Новый работник приступил к уборке опилок с Кристмасом. С большим шумом приступил, рассказывая всем и каждому, кто он и откуда, самим тоном и манерой изобличая свою суть -- такой от них разило лживостью и морокой. Такой, что его рассказам о себе веришь не больше, чем имени, которым он назвался, думал Байрон. Не было никаких оснований сомневаться, что его зовут Джо Браун. Но, глядя на него, человек понимал, что в какуюто минуту жизни глупость у такого достигает предела и он решает сменить имя и меняет его на Джо Браун, восторгаясь и ликуя так, словно он первый его изобрел. Все дело в том, что имя ему вообще было ни к чему. Никого оно не интересовало -- точно так же, думал Байрон, как никого (по крайней мере, из тех, кто носит брюки) не интересовало, откуда он прибыл, куда он отбудет и надолго ли здесь задержится. Ибо откуда бы он ни прибыл, где бы ни обретался раньше, всякому было ясно, что живет он на подножном корму, как пешая саранча. И занимается этим, казалось, так давно, что весь раструсился, высыпался, и ничего от него не осталось, кроме прозрачной легковесной оболочки, мотающейся бесцельно и бездумно по воле ветра.
Впрочем, он и работал -- на свой манер. Его не хватало даже на то, думал Байрон, чтобы как следует, по-хитрому отлынивать. Желать этого хотя бы, -- потому что искусство увиливать от дела дается лишь человеку недюжинному -- как искусство в любом деле, даже в воровстве или убийстве. Нужно стремиться к определенной цели, добиваться ее. А он видел, что у Брауна и этого нет. Они узнали, как в первый же субботний вечер Браун просадил в кости весь свой недельный заработок. Байрон сказал Муни:
-- Я удивляюсь. Я думал, он хоть кости умеет кидать как следует.

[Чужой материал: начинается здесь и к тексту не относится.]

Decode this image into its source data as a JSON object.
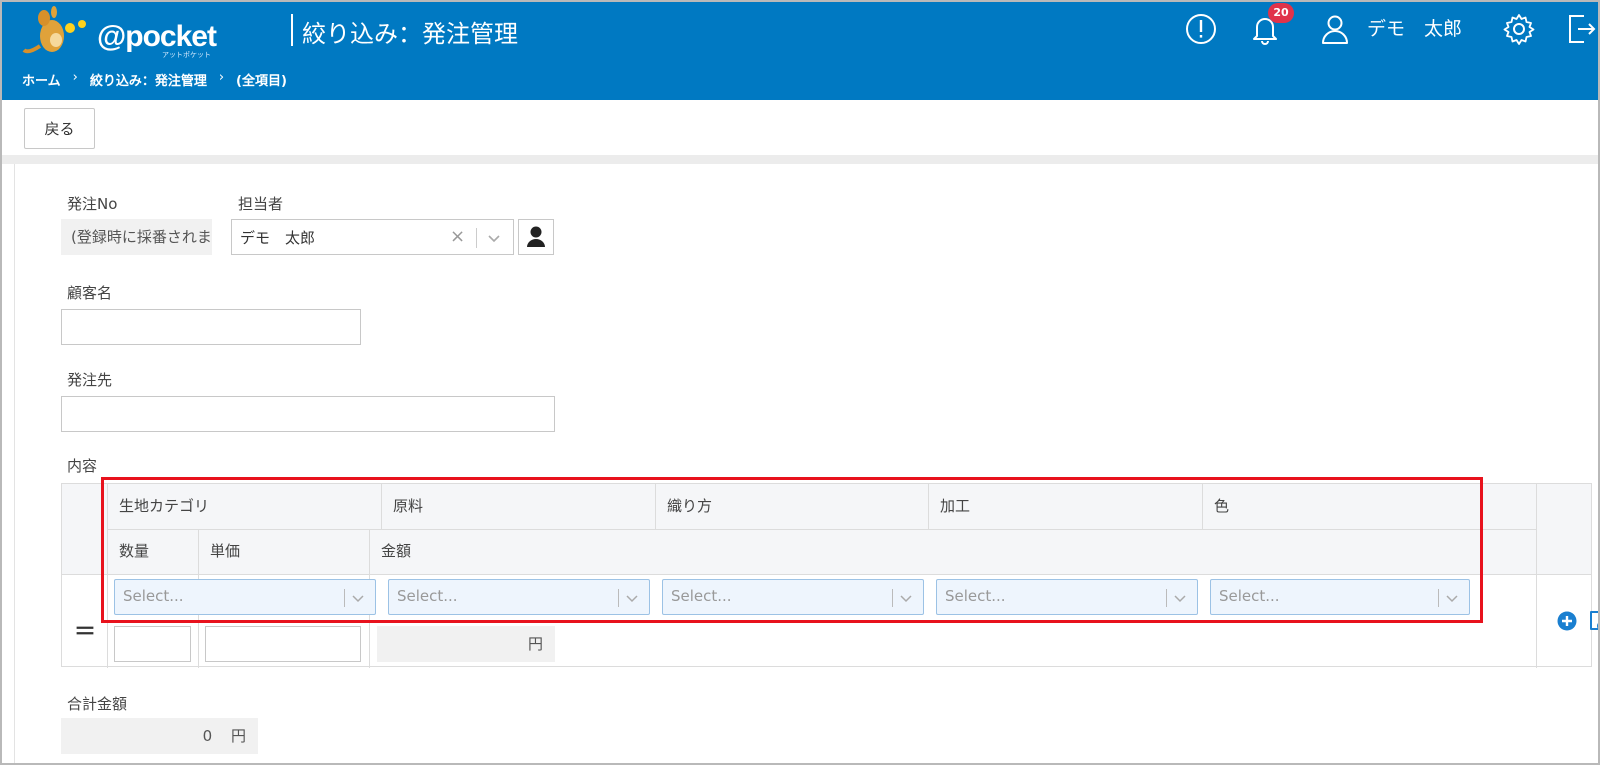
{
  "header": {
    "logo_text": "@pocket",
    "logo_sub": "アットポケット",
    "page_title": "絞り込み：発注管理",
    "breadcrumb": [
      "ホーム",
      "絞り込み：発注管理",
      "(全項目)"
    ],
    "notification_count": "20",
    "user_name": "デモ　太郎",
    "icons": [
      "alert-icon",
      "bell-icon",
      "user-icon",
      "gear-icon",
      "logout-icon"
    ]
  },
  "toolbar": {
    "back_label": "戻る"
  },
  "form": {
    "order_no_label": "発注No",
    "order_no_value": "(登録時に採番されます)",
    "tanto_label": "担当者",
    "tanto_value": "デモ　太郎",
    "customer_label": "顧客名",
    "supplier_label": "発注先",
    "content_label": "内容",
    "total_label": "合計金額",
    "total_value": "0",
    "total_unit": "円"
  },
  "table": {
    "headers_row1": [
      "生地カテゴリ",
      "原料",
      "織り方",
      "加工",
      "色"
    ],
    "headers_row2": [
      "数量",
      "単価",
      "金額"
    ],
    "select_placeholder": "Select...",
    "amount_unit": "円",
    "row_marker": "＝"
  },
  "colors": {
    "header_bg": "#0079c2",
    "highlight": "#e8121d",
    "badge": "#e0334a",
    "action_icon": "#1a7fd0"
  }
}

-- Он-то? -- сказал Муни. -- С чего ты взял, будто он на какую-нибудь шкоду способен, если он не способен даже опилки кидать? Будто он может кого-нибудь обмануть в такой хитрой штуке, как кости, если с такой простой, как лопата, -- и то не может. Потом он добавил: -- Только, думаю, нет такого жалкого человека, чтобы не мог перещеголять другого хоть в одном каком-нибудь деле. А этот Кристмаса перещеголяет, по крайней мере, в безделье.
-- Ну да, -- сказал Байрон. -- Я думаю, быть хорошим -- самое легкое для лентяя.
-- Ну, думаю, он бы живо испортился, -- возразил Муни, -- если бы кто его научил.
-- Ну, учителя он себе найдет -- не нынче, так завтра, -- сказал Байрон Оба повернулись и посмотрели на кучу опилок, где трудились Браун и Кристмас, один -- с угрюмым, злым усердием, другой -- с холостой и суматошливой ретивостью, которая не могла бы обмануть даже самое себя.